Die Verhandlungen mit Italien umfassen zwei Aspekte; den materiellen und den prozeduralen. Der materielle Aspekt betrifft die Verbesserung der Südtiroler Autonomie. Hier ist es im Laufe der österreichisch-italienischen Kontakte gelungen, eine grundsätzliche Einigung über ein "Paket" von Maßnahmen zugunsten der Südtiroler Bevölkerung zu erzielen. In diesem Zusammenhang ist es von wesentlicher Bedeutung, daß ein repräsentatives Gremium der Südtiroler Volksgruppe am 23. März 1967 eine positive Stellungnahme zu dem vorliegenden italienischen Angebot abgegeben hat.

Während also in der Substanz der Weg zu einer einvernehmlichen Lösung im wesentlichen geebnet erscheint, ist der zweite Aspekt des Problems, die prozedurale Frage, noch Gegenstand der laufenden Verhandlungen mit Italien. Es geht darum, unter welchen Voraussetzungen Italien die in Aussicht gestellten Maßnahmen verwirklicht und auf welche Weise die tatsächliche Durchführung dieser Maßnahmen sichergestellt werden kann. Die Schwierigkeiten, vor denen wir hier stehen, ergeben sich daraus, daß Italien das Pariser Abkommen von 1946 als bereits erfüllt betrachtet und die vorgesehenen Maßnahmen zur Verbesserung der Südtiroler Autonomie als freiwillige Leistung bezeichnet. Italien war bisher nicht bereit, den Pariser Vertrag als Rechtsgrund für diese Maßnahmen anzuerkennen oder sich zu deren Durchführung durch einen neuen Vertrag zu verpflichten. Angesichts dieser italienischen Haltung war es trotz jahrelanger Bemühungen mehrerer österreichischer Regierungen nicht möglich, eine rechtliche Garantie für die von Italien angebotenen Maßnahmen zu erreichen.

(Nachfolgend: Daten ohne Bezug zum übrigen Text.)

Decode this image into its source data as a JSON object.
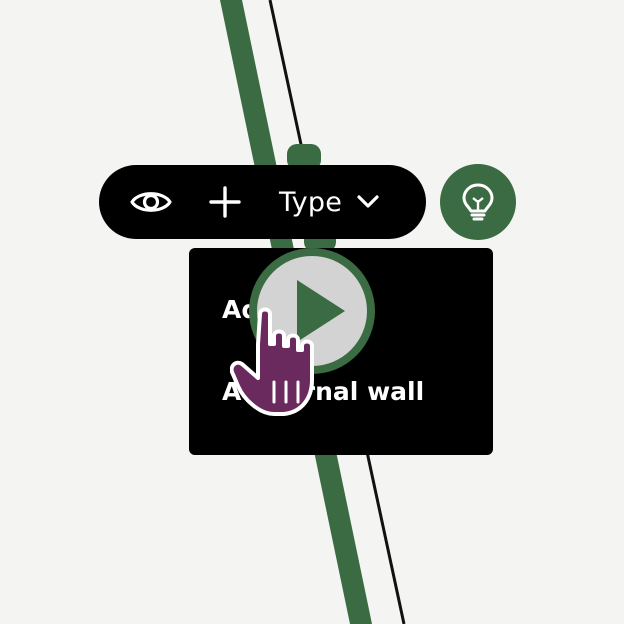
{
  "colors": {
    "background": "#f4f4f2",
    "wall_green": "#3b6b43",
    "wall_line": "#111111",
    "toolbar_bg": "#000000",
    "menu_bg": "#000000",
    "hint_bg": "#3b6b43",
    "play_ring": "#3b6b43",
    "play_fill": "#d3d3d3",
    "hand_purple": "#6b2a5e"
  },
  "toolbar": {
    "eye_icon": "eye-icon",
    "plus_icon": "plus-icon",
    "type_label": "Type",
    "type_chevron_icon": "chevron-down-icon"
  },
  "hint_button": {
    "icon": "lightbulb-icon"
  },
  "type_menu": {
    "items": [
      {
        "label": "Add d    ce"
      },
      {
        "label": "Add     ernal wall"
      }
    ]
  },
  "overlay": {
    "play_icon": "play-icon",
    "hand_icon": "hand-cursor-icon"
  }
}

Herrn Minister Dr. Kreisky ist es im Dezember 1964 gelungen, sich mit seinem italienischen Kollegen auf eine Lösungsmöglichkeit zu einigen, in deren Rahmen ein internationales Schiedsgericht hätte feststellen können, ob Italien die in Aussicht gestellten Maßnahmen, das "Paket", tatsächlich durchgeführt hat. Diese Lösungsmöglichkeit konnte bekanntlich deshalb nicht verwirklicht werden, weil die von Italien angebotenen materiellen Zugeständnisse damals nach Auffassung der Südtiroler unzureichend waren. Während Italien sein substantielles Angebot in der Folge erweiterte, hat es seine Bereitschaft hinsichtlich des Schiedsgerichts sehr bald wieder zurückgezogen. Ohne die Bedeutung der Lösungsmöglichkeit vom Dezember 1964 zu übersehen, muß allerdings bemerkt werden, daß das Schiedsgericht lediglich die Befugnis gehabt hätte, die Durchführung oder Nichtdurchführung des "Pakets" festzustellen, nicht aber die Durchführung des Paketes zu erzwingen. Eine rechtliche Garantie für die Verwirklichung der im Paket vorgesehenen Maßnahmen hätte das Schiedsgericht nicht geboten.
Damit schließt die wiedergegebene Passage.